“No, no; do you not see for you is the danger, for me not so much?”

“I see only that I will go, and that I cannot let you run the risk for my mother, who ill used thee.”

“No matter, no matter. She has come to seek us. It is too horrible to see them coming nearer, nearer. Do you not see that for me is only possible danger, and that for you it is sure death? If you go, I will surely follow.”

“Then we go together.”

She would have pushed him from her as she tried to escape from the place, but he held her hand firmly. “We die together,” he groaned. Still hand in hand they crept from the fort. “Quick, run to your mother, while I distract their attention; it is the only safe way for either of us,” Alaine whispered.

But at this moment Jeanne, on her way from the spring, spied the figure approaching. With head bent low, she dropped her bucket and ran swiftly toward the path at the end of which awaited such danger for the unconscious rider.

Lendert, taken off his guard for a second, gazed after her half dazed, and in this moment Alaine sprang from him and ran, but in an opposite direction from that which Jeanne was taking. She reached a little mound and stood there in plain view of the enemy. “I am here, I, Alaine Hervieu!” she called out in her native French. “I am here, François Dupont!” At the first instant of her appearance a dozen bullets whizzed through the air, but none touched her, then from the group parleying there at the edge of the wood rushed two figures.

Not daring to turn her gaze from them lest their attention be drawn to Madam De Vries, Alaine stood with face to foe. “She is of us!
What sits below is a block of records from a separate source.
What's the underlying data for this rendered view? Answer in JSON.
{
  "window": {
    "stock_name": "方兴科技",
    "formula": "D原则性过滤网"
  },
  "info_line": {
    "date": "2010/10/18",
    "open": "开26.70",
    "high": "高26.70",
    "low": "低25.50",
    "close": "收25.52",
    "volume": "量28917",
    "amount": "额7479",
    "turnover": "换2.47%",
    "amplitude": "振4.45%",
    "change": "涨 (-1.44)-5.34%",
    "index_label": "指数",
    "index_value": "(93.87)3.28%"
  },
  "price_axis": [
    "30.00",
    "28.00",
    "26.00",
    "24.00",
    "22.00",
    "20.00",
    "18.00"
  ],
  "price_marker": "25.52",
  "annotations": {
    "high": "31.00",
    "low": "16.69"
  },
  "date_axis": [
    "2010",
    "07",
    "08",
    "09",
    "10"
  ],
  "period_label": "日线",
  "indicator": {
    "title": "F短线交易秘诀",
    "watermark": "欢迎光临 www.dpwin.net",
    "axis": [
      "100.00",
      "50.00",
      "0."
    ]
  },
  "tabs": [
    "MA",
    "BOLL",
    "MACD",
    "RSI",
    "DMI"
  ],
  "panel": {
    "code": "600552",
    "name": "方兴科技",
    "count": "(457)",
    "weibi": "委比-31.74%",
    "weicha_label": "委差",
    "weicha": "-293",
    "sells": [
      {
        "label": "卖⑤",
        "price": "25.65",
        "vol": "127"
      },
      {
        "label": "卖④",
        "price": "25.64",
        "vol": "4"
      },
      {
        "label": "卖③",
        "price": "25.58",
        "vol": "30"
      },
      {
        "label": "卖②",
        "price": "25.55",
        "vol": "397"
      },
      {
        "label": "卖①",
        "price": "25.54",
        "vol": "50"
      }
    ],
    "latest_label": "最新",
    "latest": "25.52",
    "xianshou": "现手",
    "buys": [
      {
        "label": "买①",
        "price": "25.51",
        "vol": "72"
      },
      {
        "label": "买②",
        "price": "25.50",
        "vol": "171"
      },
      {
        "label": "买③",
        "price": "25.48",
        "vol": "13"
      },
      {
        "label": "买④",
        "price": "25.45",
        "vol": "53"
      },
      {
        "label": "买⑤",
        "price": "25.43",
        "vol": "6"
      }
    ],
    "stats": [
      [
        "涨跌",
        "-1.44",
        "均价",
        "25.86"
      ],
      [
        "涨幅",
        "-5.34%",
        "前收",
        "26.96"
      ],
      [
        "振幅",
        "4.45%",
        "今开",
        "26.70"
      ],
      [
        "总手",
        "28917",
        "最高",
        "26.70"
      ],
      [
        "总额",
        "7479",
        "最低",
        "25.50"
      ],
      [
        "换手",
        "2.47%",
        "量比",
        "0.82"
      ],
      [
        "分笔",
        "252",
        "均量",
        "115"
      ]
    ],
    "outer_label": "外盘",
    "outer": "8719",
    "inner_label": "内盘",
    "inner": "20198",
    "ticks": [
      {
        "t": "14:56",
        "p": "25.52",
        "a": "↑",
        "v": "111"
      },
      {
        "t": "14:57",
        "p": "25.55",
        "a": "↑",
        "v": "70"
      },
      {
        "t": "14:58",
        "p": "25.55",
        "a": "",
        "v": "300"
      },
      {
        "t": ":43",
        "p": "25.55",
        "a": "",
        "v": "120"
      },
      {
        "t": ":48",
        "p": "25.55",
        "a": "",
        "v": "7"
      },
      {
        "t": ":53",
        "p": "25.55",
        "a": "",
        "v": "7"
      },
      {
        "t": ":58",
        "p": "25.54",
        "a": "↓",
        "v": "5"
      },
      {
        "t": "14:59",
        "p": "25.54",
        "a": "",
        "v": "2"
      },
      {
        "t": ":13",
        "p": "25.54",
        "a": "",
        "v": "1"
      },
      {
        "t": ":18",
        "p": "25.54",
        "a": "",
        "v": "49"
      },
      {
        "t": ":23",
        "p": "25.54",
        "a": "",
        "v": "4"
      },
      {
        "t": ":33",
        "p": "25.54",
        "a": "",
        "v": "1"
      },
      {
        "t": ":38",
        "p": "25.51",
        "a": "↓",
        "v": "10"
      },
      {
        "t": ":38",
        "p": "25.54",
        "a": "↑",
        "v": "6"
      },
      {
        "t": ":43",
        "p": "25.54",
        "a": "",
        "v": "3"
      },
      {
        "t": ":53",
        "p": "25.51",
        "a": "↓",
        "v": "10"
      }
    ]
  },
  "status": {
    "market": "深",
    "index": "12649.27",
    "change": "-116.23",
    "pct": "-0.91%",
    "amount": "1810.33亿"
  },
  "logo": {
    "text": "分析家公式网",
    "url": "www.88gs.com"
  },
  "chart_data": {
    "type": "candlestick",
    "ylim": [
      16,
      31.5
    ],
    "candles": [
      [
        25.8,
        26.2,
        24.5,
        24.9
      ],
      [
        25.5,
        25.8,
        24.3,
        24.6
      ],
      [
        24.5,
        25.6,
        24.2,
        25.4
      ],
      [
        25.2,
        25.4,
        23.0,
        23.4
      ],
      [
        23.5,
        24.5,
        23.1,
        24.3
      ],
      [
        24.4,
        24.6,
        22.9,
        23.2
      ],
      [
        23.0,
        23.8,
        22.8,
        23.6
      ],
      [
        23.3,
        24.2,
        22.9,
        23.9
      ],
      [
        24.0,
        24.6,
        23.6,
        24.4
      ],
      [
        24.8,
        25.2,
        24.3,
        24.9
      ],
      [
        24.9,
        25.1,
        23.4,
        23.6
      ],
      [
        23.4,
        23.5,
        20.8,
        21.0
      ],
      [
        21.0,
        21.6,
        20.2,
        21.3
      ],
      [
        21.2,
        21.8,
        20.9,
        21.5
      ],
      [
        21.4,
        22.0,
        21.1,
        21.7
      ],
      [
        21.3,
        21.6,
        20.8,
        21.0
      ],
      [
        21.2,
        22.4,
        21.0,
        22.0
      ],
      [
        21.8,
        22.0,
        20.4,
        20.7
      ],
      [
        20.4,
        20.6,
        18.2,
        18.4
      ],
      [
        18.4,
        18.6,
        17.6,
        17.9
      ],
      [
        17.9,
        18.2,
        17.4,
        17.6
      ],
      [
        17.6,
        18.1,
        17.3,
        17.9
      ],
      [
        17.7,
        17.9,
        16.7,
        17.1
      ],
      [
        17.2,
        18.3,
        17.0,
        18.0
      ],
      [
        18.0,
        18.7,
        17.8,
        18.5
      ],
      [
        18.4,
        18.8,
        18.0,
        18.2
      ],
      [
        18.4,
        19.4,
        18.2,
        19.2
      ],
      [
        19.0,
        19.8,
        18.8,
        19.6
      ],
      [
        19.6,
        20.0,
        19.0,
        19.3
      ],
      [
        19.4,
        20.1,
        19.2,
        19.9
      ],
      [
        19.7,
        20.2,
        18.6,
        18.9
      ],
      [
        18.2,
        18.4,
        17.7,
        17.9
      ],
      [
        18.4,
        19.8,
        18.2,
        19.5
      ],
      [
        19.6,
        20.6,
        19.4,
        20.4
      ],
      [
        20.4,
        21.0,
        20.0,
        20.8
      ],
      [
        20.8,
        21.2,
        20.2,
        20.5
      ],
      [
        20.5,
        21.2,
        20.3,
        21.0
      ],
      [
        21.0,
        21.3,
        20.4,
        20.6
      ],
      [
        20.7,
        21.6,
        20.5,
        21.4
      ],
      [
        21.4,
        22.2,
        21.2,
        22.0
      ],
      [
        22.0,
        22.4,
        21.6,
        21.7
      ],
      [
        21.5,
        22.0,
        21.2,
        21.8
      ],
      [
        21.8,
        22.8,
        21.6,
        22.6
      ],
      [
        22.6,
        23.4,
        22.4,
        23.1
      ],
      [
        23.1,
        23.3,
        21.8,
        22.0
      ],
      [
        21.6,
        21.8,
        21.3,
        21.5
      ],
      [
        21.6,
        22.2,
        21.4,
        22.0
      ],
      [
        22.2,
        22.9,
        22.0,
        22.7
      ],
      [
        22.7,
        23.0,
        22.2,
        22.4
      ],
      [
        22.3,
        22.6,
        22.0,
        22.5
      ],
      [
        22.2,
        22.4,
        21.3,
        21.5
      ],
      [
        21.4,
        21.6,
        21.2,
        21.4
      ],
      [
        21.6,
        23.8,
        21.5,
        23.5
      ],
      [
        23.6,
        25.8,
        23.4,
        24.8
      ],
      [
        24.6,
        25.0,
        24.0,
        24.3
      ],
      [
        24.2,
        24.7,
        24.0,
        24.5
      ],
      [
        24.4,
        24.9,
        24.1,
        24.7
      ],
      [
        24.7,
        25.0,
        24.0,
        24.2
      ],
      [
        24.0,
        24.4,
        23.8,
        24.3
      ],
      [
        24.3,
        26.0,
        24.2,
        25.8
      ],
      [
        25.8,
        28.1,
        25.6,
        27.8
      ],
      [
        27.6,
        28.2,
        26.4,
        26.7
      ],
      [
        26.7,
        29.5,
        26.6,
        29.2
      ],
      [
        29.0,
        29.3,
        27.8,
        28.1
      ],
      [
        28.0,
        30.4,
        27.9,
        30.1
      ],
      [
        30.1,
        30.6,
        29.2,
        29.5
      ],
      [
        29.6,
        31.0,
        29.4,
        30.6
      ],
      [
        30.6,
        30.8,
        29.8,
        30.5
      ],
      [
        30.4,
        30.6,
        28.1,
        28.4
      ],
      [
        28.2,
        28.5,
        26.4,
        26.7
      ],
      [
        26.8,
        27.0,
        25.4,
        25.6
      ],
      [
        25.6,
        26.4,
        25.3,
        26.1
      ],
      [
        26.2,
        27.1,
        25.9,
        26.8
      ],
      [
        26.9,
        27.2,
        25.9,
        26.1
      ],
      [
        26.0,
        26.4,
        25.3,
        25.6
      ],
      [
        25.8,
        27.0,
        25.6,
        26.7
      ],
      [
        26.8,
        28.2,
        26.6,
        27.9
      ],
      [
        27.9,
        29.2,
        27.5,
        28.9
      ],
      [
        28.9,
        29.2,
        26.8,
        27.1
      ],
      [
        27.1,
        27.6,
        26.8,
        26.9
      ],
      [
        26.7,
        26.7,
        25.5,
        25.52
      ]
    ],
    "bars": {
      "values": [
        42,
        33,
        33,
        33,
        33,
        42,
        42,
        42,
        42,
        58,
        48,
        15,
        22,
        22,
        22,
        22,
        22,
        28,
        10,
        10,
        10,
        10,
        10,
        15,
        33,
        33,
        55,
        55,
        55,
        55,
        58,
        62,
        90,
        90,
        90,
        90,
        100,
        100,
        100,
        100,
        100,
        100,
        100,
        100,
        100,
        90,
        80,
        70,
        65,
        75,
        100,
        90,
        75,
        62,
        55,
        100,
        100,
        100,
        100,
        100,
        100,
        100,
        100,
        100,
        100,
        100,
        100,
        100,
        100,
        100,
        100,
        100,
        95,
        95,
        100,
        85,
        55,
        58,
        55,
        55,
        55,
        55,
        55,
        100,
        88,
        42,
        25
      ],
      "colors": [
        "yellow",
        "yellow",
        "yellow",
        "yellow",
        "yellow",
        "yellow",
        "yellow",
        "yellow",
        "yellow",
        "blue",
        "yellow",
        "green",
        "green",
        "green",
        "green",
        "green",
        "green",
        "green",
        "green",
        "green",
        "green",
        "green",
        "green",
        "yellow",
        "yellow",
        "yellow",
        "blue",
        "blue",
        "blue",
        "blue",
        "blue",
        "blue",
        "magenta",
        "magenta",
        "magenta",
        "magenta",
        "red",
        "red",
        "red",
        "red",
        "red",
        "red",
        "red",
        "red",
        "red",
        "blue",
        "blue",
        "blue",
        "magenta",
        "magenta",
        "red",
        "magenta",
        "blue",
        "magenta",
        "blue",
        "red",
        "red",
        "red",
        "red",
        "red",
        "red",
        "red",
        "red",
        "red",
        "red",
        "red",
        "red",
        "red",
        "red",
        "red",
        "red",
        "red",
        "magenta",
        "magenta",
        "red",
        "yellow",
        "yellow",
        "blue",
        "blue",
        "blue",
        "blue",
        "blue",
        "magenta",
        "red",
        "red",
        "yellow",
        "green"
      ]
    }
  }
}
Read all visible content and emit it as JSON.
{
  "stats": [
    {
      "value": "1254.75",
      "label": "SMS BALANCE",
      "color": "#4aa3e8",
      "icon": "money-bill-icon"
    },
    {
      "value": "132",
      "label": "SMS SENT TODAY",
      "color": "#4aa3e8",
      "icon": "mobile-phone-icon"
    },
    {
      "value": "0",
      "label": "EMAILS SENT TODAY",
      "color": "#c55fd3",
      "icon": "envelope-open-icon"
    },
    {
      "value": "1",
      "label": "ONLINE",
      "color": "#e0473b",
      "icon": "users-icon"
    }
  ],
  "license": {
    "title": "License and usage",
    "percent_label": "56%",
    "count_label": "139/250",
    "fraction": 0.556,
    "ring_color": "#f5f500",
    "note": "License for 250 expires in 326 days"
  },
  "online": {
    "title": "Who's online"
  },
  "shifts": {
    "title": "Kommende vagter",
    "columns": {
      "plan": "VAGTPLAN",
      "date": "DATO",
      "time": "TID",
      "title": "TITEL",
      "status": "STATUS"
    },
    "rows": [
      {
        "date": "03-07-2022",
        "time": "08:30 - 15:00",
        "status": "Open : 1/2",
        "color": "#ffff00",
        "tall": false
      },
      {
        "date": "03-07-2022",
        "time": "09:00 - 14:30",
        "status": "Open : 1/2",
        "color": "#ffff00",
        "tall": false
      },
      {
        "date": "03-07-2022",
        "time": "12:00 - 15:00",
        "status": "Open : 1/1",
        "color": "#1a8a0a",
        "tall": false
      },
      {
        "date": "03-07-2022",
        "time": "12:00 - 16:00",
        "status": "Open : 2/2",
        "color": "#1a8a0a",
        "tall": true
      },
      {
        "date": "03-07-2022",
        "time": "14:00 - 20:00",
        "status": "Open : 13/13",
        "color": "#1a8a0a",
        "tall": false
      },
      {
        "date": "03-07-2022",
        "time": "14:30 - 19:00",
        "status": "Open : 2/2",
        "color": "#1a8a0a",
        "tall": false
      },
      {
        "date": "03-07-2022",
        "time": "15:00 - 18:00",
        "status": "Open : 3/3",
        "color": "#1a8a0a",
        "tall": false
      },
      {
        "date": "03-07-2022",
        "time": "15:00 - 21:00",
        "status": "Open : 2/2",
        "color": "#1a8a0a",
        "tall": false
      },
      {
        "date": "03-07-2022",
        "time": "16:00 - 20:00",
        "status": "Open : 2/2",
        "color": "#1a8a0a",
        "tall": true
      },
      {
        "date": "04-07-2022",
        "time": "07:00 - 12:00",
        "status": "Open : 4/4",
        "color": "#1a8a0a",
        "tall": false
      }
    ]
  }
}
She is French!” passed from one to another. “She is perhaps an escaped prisoner,” and they awaited results.

Meanwhile, Lendert, in an agony of mind over the safety of his mother and of Alaine, stood, gun in hand, ready to defend either or both. Madam De Vries had reined in her horse at Jeanne’s approach, had gathered her little body-guard around her, and as yet was not seen by the attacking party.

Alaine waited quietly till the two men came up. “You have been prisoner here?” cried Ricard. “How happens this? She is of us!” he shouted. “Not a hair of her head must be touched. It is Alaine in petticoats. You remember, Henri, you, Robert, M. Bisset and his companion? Well, then, here is one of them,” he called to his comrades.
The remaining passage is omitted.